The handy little watch
Revue Thommen Airspeed Automatic
There was a time when Chinese food in America - real Chinese food - was not well-known. One of the people who changed that was Joyce Chen. She said she was on the second-to-last ship out of Shanghai when the communists took over, settled in Cambridge Massachusetts, taught cooking at the Center for Adult Education, filmed a few public tv episodes on Julia Childs’ set, and quickly became a local celebrity.

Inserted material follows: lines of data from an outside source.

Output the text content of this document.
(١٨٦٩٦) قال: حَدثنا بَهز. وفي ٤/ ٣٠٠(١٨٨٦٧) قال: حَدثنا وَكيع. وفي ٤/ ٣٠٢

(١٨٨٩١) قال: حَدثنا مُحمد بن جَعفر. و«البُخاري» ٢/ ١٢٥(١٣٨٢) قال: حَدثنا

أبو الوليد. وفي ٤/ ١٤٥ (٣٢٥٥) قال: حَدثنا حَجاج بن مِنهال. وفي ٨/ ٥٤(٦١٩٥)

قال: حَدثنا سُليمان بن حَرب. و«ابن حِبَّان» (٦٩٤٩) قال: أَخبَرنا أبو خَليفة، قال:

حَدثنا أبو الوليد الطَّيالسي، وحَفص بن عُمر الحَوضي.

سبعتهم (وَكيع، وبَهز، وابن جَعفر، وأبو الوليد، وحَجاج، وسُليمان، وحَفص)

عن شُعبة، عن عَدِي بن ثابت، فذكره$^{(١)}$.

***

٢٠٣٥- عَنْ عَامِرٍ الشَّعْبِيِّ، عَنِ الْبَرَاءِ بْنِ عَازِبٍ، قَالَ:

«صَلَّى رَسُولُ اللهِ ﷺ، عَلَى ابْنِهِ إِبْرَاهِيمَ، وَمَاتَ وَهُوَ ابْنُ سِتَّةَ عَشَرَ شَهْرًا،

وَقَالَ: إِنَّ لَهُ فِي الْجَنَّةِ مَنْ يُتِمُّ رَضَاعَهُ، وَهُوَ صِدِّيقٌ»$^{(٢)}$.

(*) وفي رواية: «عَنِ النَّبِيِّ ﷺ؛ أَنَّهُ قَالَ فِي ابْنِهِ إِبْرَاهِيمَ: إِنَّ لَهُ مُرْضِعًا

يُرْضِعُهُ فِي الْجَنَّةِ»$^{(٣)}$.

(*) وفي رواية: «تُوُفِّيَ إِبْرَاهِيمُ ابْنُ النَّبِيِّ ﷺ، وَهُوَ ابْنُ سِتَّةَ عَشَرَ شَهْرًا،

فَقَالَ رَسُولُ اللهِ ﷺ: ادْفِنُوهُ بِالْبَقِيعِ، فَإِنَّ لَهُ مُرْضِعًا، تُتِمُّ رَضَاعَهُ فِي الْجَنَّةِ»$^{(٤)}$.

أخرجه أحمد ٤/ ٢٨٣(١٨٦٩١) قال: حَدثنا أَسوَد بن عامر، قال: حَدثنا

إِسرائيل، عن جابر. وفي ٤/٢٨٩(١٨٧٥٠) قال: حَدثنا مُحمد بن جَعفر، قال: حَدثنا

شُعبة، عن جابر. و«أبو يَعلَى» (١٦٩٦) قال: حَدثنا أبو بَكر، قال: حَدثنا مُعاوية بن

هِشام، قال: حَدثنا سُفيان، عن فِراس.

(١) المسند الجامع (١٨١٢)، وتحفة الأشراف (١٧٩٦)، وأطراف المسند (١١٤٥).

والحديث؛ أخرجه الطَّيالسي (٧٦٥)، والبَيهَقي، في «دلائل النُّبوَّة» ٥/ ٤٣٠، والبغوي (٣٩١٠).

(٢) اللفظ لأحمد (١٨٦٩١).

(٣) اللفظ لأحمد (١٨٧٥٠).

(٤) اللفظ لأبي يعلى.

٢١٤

She had a restaurant (Henry Kissinger ate there!), a line of packaged food products, and a Joyce Chen store in Acton, Massachusetts, near my house. Walking through it one day I saw Ms. Chen’s “Handy Little Knife”, a cheap Japanese red-sheathed wonder that she swore by. In the cutthroat 1980s cooking market, with its Italian knife blocks, and prestige German boning knives with ultra high-carbon steel blades, Joyce Chen said she got most of her work done with a little knife too cheap to put on the shelf at Sears.
Alas, it was too good to live. Like so many other things Japanese of the 1980s, the Handy Little Knife has gone by the wayside. You can still find a ‘Handy Little Knife’ on Amazon, but the Japanese product has been replaced by a Chinese version that keeps the price point, but offers none of the gratuitous excess quality of the original.
I think everyone has something like this in their home: a pen perhaps, or a pocket knife, that gives faithful service year after year. Fancier, more expensive products may come and go, but these modest, useful things stick around, always seemingly ready-to-hand.
So it is with my Revue Thommen Airspeed Automatic, a watch I picked up in a swap with a friend back in the 90s. Two decades later, I still wear it once or twice a week.
Like Joyce Chen’s Handy Little Knife, the secret is gratuitous quality. When this watch was made, Revue Thommen was an aircraft instrument manufacturer with a nice little side business in watches. It’s not like that anymore: the parent company decided to get out of the watchmaking business shortly after this watch was made, licensing the name to another firm. It didn’t go well, and the brand all but disappeared. A re-launch under new management in 2015 has helped restore a bit of respectability, but this piece, sadly, is among the last of a special breed.
The instrument heritage is obvious from the face: the hands have the familiar white-on-black aesthetic, and the same generously-applied lume (now yellowing noticeably) as an analog altimeter. Instead of a date window there is a discrete pointer directing you to the appropriate numeral on the inner bezel. It is a model of economy and efficiency, but without slipping into overt spartanism. The crystal has an anti-reflective coating so good that one sometimes has the sense that there is no glass at all:
It is powered by the ETA 2836-2, a workhorse Swiss movement found in many luxury watches, including the Fortis Flieger and Sinn 104.
The 36mm case is small by modern standards, but that’s one reason the watch is so handy. Once it’s on you barely notice it.
My only regret is that as my eyes deteriorate it’s a little harder to appreciate the detailing on the dial, and reading the date can be a chore. But adding a date window with magnifier would spoil the Airspeed’s clean design, I think. It is a watch that quietly, efficiently, unobtrusively, reminds you of the beauty of a certain kind of mid-century analog design, in a world that seems in a rush to forget that such things ever existed.